Madame Laure CHASSAGNE, Présidente, assistée de Monsieur Sven PIGENET et Monsieur Dominique BIANCO, assesseurs, et de Madame Dominique RELAV, Greffier.
Lors du délibéré :
Présidente : Laure CHASSAGNE, Juge
Assesseur : Sven PIGENET, Assesseur salarié
Assesseur : Dominique BIANCO, Assesseur employeur
JUGEMENT
Prononcé publiquement, par mise à disposition au greffe, par jugement contradictoire et en premier ressort, par Laure CHASSAGNE, Juge, assistée de Dominique RELAV, Greffier.
Transmis par RPVA à : Me Fanny CAFFIN
Tribunal judiciaire de Bobigny
Service du contentieux social
Affaire : N° RG 24/01229 – N° Portalis DB3S-W-B7I-ZPBQ
Jugement du 29 AVRIL 2025
EXPOSE DU LITIGE
Mme [U] [I], a déclaré une maladie professionnelle le 21 avril 2024 mentionnant : « Enthésopathie non calcifiante et non rompue du sus-épineux ».
Elle a joint à sa déclaration un certificat médical initial établi le 14 avril 2023 par le docteur [S] [L] constatant : « G # Enthésopathie non calcifiante et non rompue du sus-épineux épaule gauche, patiente gauchère. Travaille en lingerie industrielle. ». Le certificat indique une date de première constatation médicale de la maladie le 4 avril 2023.
Par décision du 16 novembre 2023, la [6] ([7]) des Bouches du Rhône a pris en charge la maladie de Mme [I] au titre de la législation sur les risques professionnels inscrite dans le tableau n° 57.
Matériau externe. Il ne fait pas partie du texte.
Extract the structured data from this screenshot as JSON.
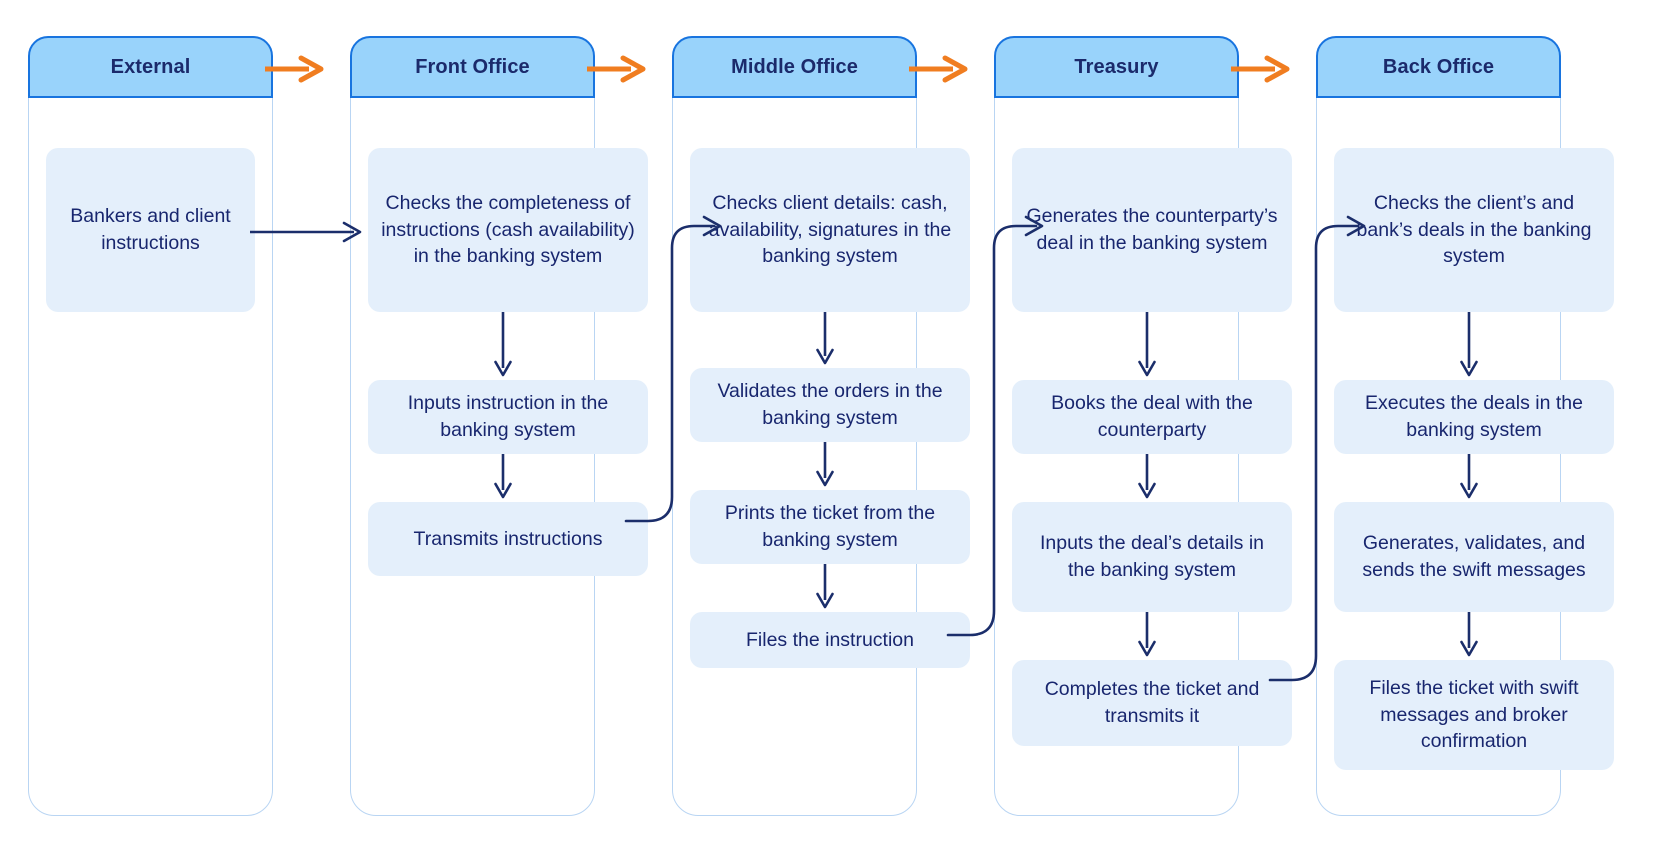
{
  "diagram": {
    "title": "Banking operations process flow",
    "colors": {
      "lane_header_fill": "#99d3fb",
      "lane_header_border": "#1874df",
      "lane_body_border": "#b9d5f3",
      "step_fill": "#e4effb",
      "text_navy": "#18266e",
      "connector_navy": "#1b2e6b",
      "header_arrow_orange": "#f07d20"
    },
    "lanes": [
      {
        "id": "external",
        "title": "External",
        "steps": [
          {
            "id": "bankers-and-client-instructions",
            "label": "Bankers and client instructions"
          }
        ]
      },
      {
        "id": "front-office",
        "title": "Front Office",
        "steps": [
          {
            "id": "checks-completeness",
            "label": "Checks the completeness of instructions (cash availability) in the banking system"
          },
          {
            "id": "inputs-instruction",
            "label": "Inputs instruction in the banking system"
          },
          {
            "id": "transmits-instructions",
            "label": "Transmits instructions"
          }
        ]
      },
      {
        "id": "middle-office",
        "title": "Middle Office",
        "steps": [
          {
            "id": "checks-client-details",
            "label": "Checks client details: cash, availability, signatures in the banking system"
          },
          {
            "id": "validates-the-orders",
            "label": "Validates the orders in the banking system"
          },
          {
            "id": "prints-the-ticket",
            "label": "Prints the ticket from the banking system"
          },
          {
            "id": "files-the-instruction",
            "label": "Files the instruction"
          }
        ]
      },
      {
        "id": "treasury",
        "title": "Treasury",
        "steps": [
          {
            "id": "generates-counterparty-deal",
            "label": "Generates the counterparty’s deal in the banking system"
          },
          {
            "id": "books-the-deal",
            "label": "Books the deal with the counterparty"
          },
          {
            "id": "inputs-deal-details",
            "label": "Inputs the deal’s details in the banking system"
          },
          {
            "id": "completes-the-ticket",
            "label": "Completes the ticket and transmits it"
          }
        ]
      },
      {
        "id": "back-office",
        "title": "Back Office",
        "steps": [
          {
            "id": "checks-client-and-bank-deals",
            "label": "Checks the client’s and bank’s deals in the banking system"
          },
          {
            "id": "executes-the-deals",
            "label": "Executes the deals in the banking system"
          },
          {
            "id": "generates-validates-sends-swift",
            "label": "Generates, validates, and sends the swift messages"
          },
          {
            "id": "files-the-ticket",
            "label": "Files the ticket with swift messages and broker confirmation"
          }
        ]
      }
    ],
    "lane_arrows": [
      {
        "id": "external-to-front-office",
        "from": "External",
        "to": "Front Office"
      },
      {
        "id": "front-office-to-middle-office",
        "from": "Front Office",
        "to": "Middle Office"
      },
      {
        "id": "middle-office-to-treasury",
        "from": "Middle Office",
        "to": "Treasury"
      },
      {
        "id": "treasury-to-back-office",
        "from": "Treasury",
        "to": "Back Office"
      }
    ],
    "cross_lane_connectors": [
      {
        "id": "bankers-to-checks-completeness",
        "from": "Bankers and client instructions",
        "to": "Checks the completeness of instructions (cash availability) in the banking system"
      },
      {
        "id": "transmits-to-checks-client-details",
        "from": "Transmits instructions",
        "to": "Checks client details: cash, availability, signatures in the banking system"
      },
      {
        "id": "files-instruction-to-generates-deal",
        "from": "Files the instruction",
        "to": "Generates the counterparty’s deal in the banking system"
      },
      {
        "id": "completes-ticket-to-checks-deals",
        "from": "Completes the ticket and transmits it",
        "to": "Checks the client’s and bank’s deals in the banking system"
      }
    ]
  }
}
Pa courrier du 20 janvier 2024, la société [12] a saisi la commission de recours amiable ([9]). La demande a été transmise à la commission médicale de recours amiable laquelle n’a pas rendu de décision.
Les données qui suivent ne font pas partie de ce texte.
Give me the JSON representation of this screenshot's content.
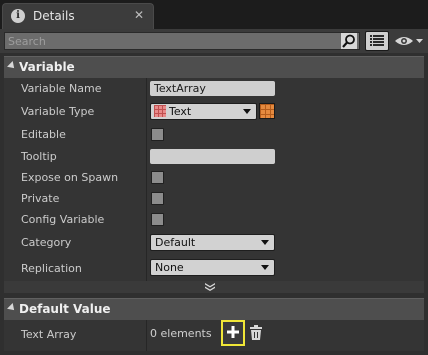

C’est dans ce contexte que la société [12] a, par requête reçue par le greffe le 27 mai 2024, saisi le pôle social du tribunal judiciaire de Bobigny aux fins de lui voir déclarer inopposable la décision de prise en charge de la maladie professionnelle de sa salariée.
L’affaire a été appelée à l’audience du 29 janvier 2025 puis renvoyée à celle du 12 mars 2025 date à laquelle, les parties ont été entendues en leurs observations.
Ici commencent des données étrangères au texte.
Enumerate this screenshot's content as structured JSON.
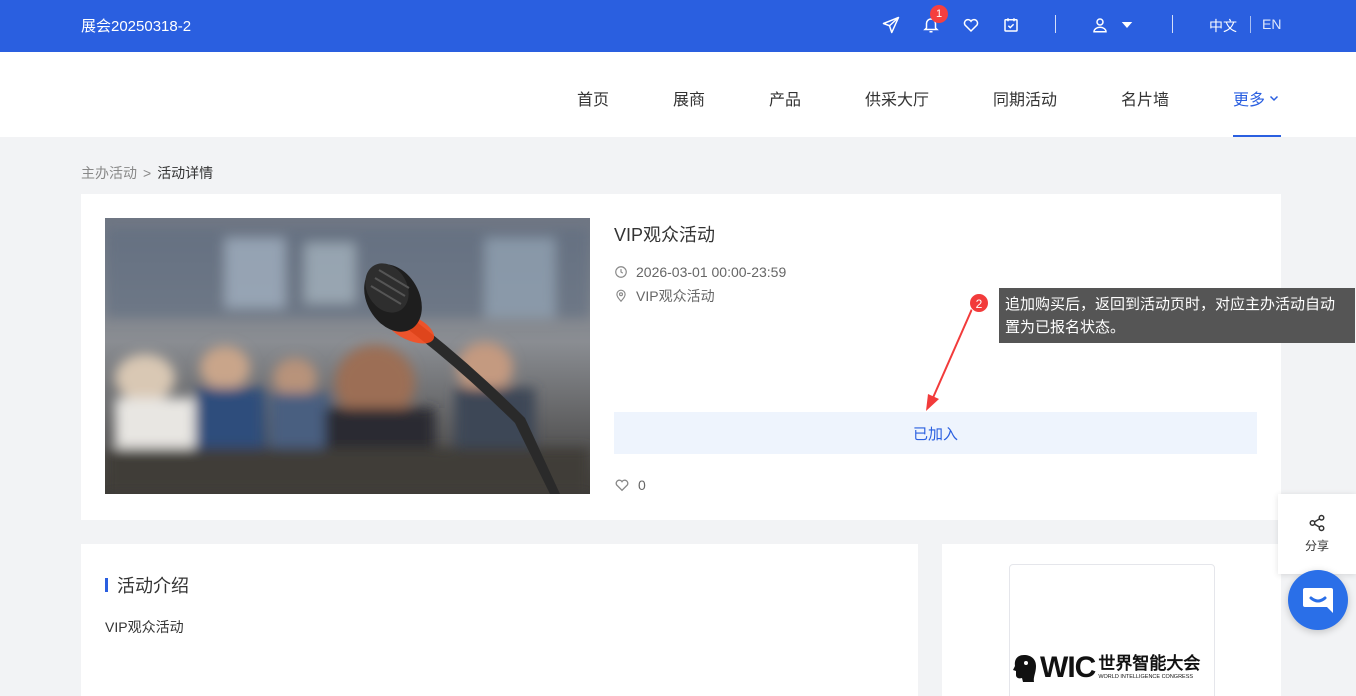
{
  "header": {
    "site_title": "展会20250318-2",
    "notification_count": "1",
    "icons": [
      "send-icon",
      "bell-icon",
      "heart-icon",
      "calendar-check-icon",
      "user-icon",
      "caret-down-icon"
    ],
    "languages": [
      "中文",
      "EN"
    ]
  },
  "nav": {
    "items": [
      "首页",
      "展商",
      "产品",
      "供采大厅",
      "同期活动",
      "名片墙",
      "更多"
    ],
    "active_index": 6
  },
  "breadcrumb": {
    "parent": "主办活动",
    "separator": ">",
    "current": "活动详情"
  },
  "event": {
    "title": "VIP观众活动",
    "time": "2026-03-01 00:00-23:59",
    "location": "VIP观众活动",
    "join_label": "已加入",
    "like_count": "0"
  },
  "annotation": {
    "number": "2",
    "text": "追加购买后，返回到活动页时，对应主办活动自动置为已报名状态。"
  },
  "intro": {
    "heading": "活动介绍",
    "text": "VIP观众活动"
  },
  "sponsor": {
    "logo_mark": "WIC",
    "logo_name": "世界智能大会",
    "logo_subtitle": "WORLD INTELLIGENCE CONGRESS"
  },
  "share": {
    "label": "分享"
  },
  "colors": {
    "primary": "#2a5fe0",
    "badge": "#f53f3f",
    "join_bg": "#eef4fd",
    "tooltip_bg": "#555555"
  }
}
La société [12], reprenant les termes de sa requête, demande au tribunal de :
Déclarer son recours recevable,Rappeler qu’il appartient à la Caisse de démontrer que Mme [U] [I] présentait effectivement la maladie prise en charge, à savoir une rupture de la coiffe des rotateurs de l’épaule gauche,Constater que cette preuve n’est pas rapportée en l’espèce,En conséquence, lui dire inopposable la décision de prise en charge au titre de la législation professionnelle de la maladie de Mme [U] [I] du 4 avril 2023.Elle expose principalement que la caisse a décidé de prendre en charge la maladie déclarée par Mme [I] considérant qu’il s’agissait d’une rupture de la coiffe des rotateurs de l’épaule gauche inscrite au tableau 57 A alors que sur le certificat médical initial, le médecin traitant mentionnait : « Enthésopathie non calcifiante, non rompue du sus-épineux épaule gauche, patiente gauchère ». Elle ajoute que sur le colloque, le médecin a donné son accord et estime que la caisse n’établit pas que Mme [I] présentait effectivement la maladie prise en charge, à savoir une rupture de la coiffe des rotateurs de l’épaule gauche.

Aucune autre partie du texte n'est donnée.